Watching their progress earlier this year Barrett observed the Blues played with renewed belief, leadership and work ethic while embracing a balanced understanding of when to kick, pass or run. Barrett's presence should enhance that tactical and attacking nous during the next 10 weeks of intense local derbies.
"Leon is driving a pretty good thing here at the moment so we've got to knuckle down, keep our feet on the ground and keep working hard.
"It's probably going to be survival of the fittest. It's great from a fans' point of view and rugby in New Zealand for the pure fact we're back up and running.
"It's even better that we're playing afternoon rugby. The product should be better for it so let's hope the lungs hang in there and the game is a competitive one."

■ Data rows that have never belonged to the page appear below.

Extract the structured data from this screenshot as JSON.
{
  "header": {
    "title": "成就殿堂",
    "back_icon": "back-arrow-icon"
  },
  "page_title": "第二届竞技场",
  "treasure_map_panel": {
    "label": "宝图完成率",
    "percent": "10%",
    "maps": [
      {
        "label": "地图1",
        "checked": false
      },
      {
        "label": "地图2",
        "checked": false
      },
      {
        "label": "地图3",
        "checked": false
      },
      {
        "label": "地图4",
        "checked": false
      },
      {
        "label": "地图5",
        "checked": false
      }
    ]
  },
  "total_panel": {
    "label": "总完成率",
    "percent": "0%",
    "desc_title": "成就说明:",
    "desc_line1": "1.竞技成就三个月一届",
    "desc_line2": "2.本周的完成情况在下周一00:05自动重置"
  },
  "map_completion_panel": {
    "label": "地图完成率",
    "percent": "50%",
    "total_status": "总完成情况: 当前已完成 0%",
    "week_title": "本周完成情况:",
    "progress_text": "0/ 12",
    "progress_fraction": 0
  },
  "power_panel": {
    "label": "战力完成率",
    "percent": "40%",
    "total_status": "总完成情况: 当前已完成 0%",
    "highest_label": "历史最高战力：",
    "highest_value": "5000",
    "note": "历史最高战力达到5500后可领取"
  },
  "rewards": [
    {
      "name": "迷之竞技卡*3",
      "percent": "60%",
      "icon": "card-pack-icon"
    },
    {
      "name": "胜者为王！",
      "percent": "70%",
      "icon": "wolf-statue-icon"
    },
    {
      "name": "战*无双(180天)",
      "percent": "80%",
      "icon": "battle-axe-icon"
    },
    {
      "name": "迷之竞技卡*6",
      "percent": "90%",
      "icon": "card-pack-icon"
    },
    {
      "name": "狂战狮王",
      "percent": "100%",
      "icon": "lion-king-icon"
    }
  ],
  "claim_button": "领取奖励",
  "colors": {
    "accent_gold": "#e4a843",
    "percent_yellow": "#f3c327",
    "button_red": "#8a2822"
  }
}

As for the return of Carter, who is not available for selection in the opening two weeks while he undergoes conditioning work, Barrett can't get enough of the veteran's advice, though he did deliver his own cheeky jibe when referencing the age gap between the 38-year-old former All Black and King's College first five-eighth Zarn Sullivan.
"I haven't told him we've got a young first-five in our team that's half his age.
"It seems like yesterday in 2015 we were rubbing shoulders. The first day back at training he was giving me feedback which was so good to hear. Rather than waiting to hear from a coach a few days later it's instant. The boost he's given to the team and personally it's huge.
"It's so good for the game of rugby. At his age to still play in this competitive competition it's something we can all strive for. We're definitely going to need DC at some point."